Periodic Reporting for period 1 - HYMEDNA (Hypermethylated DNA detection using NanoGaps)
Reporting period: 2015-10-01 to 2016-09-30
The HYMEDNA project aimed at commercialization of very sensitive point-of-care biosensors for early-stage cancer detection based on the electrical detection of hmDNA inside nanogaps.
Only recently the awareness has risen that local hypermethylation of DNA provides a generic marker for a wide range of cancers. A robust, simple and cheap method for detecting hmDNA at low concentrations would be a major step forward in the early-stage detection of cancer. Existing hmDNA detection relies on fluorescent read-out, which requires dedicated laboratory handling.

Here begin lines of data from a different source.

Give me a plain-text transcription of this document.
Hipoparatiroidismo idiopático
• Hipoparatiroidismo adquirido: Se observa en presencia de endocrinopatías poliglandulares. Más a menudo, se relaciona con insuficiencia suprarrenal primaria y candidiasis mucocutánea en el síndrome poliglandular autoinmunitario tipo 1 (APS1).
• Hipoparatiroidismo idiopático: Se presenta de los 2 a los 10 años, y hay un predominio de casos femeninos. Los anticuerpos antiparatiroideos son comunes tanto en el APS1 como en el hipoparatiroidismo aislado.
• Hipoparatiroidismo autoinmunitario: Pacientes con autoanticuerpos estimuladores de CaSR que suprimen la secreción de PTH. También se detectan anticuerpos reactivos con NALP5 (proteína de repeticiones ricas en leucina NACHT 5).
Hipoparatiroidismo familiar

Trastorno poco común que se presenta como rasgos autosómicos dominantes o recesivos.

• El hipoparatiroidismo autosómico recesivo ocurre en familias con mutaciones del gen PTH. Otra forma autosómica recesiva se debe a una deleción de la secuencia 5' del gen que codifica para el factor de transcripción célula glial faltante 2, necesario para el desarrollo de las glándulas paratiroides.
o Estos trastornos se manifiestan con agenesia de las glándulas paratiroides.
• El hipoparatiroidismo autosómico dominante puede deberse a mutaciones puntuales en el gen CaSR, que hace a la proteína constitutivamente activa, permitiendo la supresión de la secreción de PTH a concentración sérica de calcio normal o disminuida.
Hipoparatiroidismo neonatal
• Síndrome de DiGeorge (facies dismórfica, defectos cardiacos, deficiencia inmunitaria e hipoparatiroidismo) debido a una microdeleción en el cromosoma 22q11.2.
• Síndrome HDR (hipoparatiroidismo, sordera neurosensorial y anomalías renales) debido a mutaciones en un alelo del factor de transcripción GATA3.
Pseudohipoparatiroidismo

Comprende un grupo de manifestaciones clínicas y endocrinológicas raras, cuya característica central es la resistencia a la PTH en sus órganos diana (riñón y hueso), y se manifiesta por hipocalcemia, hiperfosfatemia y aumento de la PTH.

Our technology is based on electrodes separated by a tunable nanogap. The original idea was to trap hmDNA and highly concentrate it in between the electrodes using methyl binding domain (MBD) proteins. MBD binds specifically to methylated CpG sequences and thus provides the direct recognition of the targeted methylated moieties. During HYMEDNA we moved to a concept where hmDNA is first pre-concentrated, and afterwards detected in the nanogap using sequence-specific DNA trapping.
During HYMEDNA significant progress was made in the DNA metallization procedure. Multi-electrode sensors were realized with nanoscale gaps for trapping the DNA. Test DNA was prepared with relevant lengths of ~250 nm in combination with single-strand oligonucleotides that can be attached to the Au electrodes. Presently the effort concentrates on optimizing sensitivity and specificity of the nanoelectronic sensing method.